Haushofer benadrukt terecht het punt dat de oerknaltheorie gaat over de tijdsontwikkeling van het heelal en niet over het ontstaan ervan. Voor het brede publiek is de ‘knal’ zelf echter ook van groot belang, vandaar dat dit in mijn video ook de nadruk kreeg. De beginsingulariteit van de oerknaltheorie is een groot probleem, waar je een oneindig hoge dichtheid hebt en 0-dimensionale ruimtetijd opeens in 4-dimensionale ruimtetijd verandert. Uiteraard kan geen theorie dit verklaren. De oerknaltheorie begint vandaar bij een tijd van ongeveer 10^-43 s en beschrijft dan alleen de verdere gepostuleerde tijdsontwikkeling – vermijding van een probleem?

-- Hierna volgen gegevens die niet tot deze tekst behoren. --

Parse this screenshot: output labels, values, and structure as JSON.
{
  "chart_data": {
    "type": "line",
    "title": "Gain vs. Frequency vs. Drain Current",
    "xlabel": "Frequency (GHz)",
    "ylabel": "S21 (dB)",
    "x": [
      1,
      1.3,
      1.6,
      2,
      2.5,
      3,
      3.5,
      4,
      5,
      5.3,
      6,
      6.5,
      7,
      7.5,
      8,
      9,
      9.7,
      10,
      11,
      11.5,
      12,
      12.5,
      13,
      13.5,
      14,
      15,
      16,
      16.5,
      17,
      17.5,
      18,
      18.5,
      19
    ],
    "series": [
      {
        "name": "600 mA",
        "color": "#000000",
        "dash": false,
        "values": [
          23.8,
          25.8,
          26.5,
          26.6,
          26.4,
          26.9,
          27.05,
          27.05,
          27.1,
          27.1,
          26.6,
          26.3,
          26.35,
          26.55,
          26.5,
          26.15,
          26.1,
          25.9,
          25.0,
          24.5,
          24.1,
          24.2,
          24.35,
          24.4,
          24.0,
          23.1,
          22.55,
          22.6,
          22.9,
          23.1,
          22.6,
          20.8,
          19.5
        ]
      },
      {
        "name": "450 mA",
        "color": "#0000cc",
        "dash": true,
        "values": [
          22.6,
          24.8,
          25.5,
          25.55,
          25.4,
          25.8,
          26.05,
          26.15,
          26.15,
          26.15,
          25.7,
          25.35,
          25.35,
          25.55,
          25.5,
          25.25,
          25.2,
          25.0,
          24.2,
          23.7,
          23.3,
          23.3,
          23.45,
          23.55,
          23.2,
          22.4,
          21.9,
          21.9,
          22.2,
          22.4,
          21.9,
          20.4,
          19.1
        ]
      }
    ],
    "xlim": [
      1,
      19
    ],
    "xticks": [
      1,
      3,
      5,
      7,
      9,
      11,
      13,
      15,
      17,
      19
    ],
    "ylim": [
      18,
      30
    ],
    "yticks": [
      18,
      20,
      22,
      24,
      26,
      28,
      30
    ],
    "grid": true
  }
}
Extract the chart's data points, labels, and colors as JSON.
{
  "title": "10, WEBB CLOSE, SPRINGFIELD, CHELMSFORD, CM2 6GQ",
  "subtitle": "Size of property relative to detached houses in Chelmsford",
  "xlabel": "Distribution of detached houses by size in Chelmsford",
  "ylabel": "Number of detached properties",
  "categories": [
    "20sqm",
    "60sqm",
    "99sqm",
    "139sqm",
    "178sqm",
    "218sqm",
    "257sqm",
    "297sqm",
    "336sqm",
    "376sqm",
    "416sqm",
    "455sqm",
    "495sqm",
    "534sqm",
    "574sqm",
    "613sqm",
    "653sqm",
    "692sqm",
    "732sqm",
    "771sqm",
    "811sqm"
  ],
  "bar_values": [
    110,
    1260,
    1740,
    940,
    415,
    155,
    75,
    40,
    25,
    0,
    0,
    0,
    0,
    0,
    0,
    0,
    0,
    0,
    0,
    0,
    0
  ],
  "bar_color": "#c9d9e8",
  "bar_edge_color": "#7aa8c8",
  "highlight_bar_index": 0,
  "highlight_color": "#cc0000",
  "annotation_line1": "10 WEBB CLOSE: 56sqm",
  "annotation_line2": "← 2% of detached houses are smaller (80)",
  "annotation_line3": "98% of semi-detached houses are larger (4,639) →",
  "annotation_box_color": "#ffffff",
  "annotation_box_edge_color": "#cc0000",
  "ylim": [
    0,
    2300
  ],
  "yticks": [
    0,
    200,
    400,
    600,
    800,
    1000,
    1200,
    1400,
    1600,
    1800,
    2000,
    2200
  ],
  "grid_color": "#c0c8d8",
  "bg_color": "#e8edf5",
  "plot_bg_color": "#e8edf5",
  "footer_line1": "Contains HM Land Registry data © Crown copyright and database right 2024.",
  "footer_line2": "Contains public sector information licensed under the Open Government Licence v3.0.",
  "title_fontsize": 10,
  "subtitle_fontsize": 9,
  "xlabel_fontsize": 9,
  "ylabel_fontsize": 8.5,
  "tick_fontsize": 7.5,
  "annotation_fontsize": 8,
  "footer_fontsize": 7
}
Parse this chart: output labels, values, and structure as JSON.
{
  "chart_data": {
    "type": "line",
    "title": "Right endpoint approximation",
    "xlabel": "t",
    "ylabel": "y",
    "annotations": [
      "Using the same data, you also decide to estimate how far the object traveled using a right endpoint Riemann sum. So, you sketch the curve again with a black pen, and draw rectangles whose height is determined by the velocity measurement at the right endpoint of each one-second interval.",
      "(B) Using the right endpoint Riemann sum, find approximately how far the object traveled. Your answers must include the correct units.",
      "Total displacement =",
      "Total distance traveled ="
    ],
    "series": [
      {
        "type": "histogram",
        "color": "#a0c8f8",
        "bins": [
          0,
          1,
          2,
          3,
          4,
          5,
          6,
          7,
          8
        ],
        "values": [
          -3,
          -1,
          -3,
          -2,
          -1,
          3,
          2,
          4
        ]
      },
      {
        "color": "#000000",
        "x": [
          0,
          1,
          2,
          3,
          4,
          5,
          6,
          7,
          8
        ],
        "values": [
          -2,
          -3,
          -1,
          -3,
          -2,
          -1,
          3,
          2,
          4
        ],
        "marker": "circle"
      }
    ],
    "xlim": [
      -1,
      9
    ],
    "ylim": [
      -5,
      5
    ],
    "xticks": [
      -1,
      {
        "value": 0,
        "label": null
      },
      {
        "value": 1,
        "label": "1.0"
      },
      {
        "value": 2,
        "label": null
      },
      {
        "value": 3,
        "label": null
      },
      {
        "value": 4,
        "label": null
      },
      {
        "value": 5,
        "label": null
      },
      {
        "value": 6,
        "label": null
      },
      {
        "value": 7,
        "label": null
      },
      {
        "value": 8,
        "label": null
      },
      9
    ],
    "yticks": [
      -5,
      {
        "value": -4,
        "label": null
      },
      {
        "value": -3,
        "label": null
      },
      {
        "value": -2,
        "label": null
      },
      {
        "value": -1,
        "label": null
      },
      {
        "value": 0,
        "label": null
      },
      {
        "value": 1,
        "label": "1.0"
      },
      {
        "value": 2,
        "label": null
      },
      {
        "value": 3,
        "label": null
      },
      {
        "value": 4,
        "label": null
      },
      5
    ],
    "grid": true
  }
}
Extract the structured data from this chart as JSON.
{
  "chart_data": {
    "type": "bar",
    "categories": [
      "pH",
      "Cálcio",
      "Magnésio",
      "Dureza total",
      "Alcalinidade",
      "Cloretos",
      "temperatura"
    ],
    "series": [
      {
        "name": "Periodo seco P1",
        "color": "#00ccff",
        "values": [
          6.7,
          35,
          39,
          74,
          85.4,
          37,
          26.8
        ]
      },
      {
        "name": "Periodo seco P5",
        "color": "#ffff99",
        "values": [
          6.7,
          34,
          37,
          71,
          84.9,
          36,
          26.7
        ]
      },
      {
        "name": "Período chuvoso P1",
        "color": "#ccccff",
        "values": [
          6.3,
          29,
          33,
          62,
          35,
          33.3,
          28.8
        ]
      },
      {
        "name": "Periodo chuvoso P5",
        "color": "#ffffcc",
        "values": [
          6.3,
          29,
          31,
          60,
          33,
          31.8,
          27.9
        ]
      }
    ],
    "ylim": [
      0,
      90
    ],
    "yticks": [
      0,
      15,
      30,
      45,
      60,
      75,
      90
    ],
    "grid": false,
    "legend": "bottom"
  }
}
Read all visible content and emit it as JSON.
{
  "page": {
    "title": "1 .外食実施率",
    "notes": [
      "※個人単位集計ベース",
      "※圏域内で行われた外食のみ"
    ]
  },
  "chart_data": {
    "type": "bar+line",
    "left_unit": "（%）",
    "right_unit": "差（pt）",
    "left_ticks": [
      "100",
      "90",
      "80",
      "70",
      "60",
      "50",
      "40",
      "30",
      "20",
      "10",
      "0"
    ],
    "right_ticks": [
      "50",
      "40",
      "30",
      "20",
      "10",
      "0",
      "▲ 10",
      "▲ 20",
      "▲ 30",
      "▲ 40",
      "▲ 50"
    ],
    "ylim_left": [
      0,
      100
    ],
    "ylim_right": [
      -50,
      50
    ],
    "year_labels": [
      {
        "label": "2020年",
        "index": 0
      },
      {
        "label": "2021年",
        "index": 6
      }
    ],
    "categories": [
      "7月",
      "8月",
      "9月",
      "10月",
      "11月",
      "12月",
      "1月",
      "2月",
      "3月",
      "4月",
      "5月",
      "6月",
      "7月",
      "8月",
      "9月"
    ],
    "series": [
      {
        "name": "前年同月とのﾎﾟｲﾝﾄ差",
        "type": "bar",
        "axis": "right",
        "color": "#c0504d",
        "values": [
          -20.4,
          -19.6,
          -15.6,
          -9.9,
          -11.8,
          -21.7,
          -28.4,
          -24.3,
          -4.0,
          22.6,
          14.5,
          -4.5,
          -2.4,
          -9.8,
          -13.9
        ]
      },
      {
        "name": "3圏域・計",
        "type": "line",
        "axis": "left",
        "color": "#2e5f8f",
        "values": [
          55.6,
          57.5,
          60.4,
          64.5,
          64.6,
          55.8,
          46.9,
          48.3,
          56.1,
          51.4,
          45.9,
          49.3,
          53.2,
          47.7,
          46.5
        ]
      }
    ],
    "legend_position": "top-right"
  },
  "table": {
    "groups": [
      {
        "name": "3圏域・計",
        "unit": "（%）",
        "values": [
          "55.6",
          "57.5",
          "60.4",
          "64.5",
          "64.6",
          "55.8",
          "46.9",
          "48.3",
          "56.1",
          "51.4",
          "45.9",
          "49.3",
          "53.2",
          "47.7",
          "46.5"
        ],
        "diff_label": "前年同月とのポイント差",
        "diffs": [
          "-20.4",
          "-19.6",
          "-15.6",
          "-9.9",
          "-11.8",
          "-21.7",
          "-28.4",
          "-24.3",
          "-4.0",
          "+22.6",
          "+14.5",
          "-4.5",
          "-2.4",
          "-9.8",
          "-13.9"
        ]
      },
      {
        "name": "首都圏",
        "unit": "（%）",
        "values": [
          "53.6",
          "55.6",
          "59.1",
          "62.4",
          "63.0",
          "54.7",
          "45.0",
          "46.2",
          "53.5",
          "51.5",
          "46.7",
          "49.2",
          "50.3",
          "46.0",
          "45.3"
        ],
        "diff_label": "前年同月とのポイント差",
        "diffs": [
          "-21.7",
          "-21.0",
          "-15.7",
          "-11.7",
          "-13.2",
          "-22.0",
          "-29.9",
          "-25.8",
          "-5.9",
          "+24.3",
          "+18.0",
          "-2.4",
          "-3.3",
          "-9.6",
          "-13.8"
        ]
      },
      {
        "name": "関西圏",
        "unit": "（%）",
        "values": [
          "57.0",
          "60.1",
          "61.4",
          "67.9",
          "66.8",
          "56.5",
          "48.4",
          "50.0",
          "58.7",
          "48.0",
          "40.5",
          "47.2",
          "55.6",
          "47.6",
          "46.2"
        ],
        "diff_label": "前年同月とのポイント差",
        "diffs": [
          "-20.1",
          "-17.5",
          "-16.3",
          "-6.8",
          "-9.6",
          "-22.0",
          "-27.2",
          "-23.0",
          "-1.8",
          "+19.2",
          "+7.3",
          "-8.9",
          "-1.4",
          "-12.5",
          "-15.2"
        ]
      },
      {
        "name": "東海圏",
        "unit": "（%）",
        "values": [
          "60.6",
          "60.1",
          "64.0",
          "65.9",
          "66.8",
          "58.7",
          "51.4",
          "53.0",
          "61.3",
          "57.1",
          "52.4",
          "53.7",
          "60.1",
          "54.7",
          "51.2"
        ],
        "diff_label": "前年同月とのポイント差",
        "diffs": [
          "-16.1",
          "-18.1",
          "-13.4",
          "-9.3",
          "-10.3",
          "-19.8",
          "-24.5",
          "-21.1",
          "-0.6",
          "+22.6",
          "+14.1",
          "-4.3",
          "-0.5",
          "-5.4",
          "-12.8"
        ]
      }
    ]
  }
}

Wat betreft mijn stellingen over de vorming van de eerste protosterren is mijn argument gebaseerd op het feit dat zwaartekracht ongeveer 10^36 (!) keer zwakker is dan de Coulombkracht tussen twee protonen. Bovendien zijn die krachten onafhankelijk van de temperatuur. Het is daarom zeer onwaarschijnlijk dat atomen spontaan kunnen klonteren, ongeacht de temperatuur. Verder, als er wel op een manier een hoge druk gecreëerd zou kunnen worden, heb je een flinke toename in de temperatuur en de gevolgelijke stralingsdruk die naar buiten gericht is, schaalt met de vierde macht van de temperatuur. Alleen wanneer de Jeans-instabiliteit bereikt wordt, neemt zwaartekracht over en vindt er klontering plaatst. Om bij dit limiet (bij een hele hoge dichtheid!) te komen, is er een zeer sterke externe kracht voor nodig. Bij de eerste protosterren in het stellaire evolutiemodel wordt er normaliter vanuit gegaan dat deze kracht komt van de zwaartekracht van een grote hoeveelheid donkere materie en dat de donkere materie speciale (metafysische?) eigenschappen hebben zoals spontane klontering. Kijk ook weer naar wat Hartnett over dit onderwerp schreef5 (In boeken over stervorming worden belangrijke aannames vaak niet genoemd).

Met groet uit Zuid-Afrika,

Tjaart

Voetnoten

  1. https://logos.nl/klopt-de-oerknaltheorie/
  2. Bijv. https://arxiv.org/ftp/arxiv/papers/1405/1405.0275.pdf.
  3. Zie bijv. http://creation.com/dark-matter-crisis-for-big-bang.
  4. Zie bv. het boek dat Haushofer aanbeveelt: “Gravity from the ground up”, Schutz.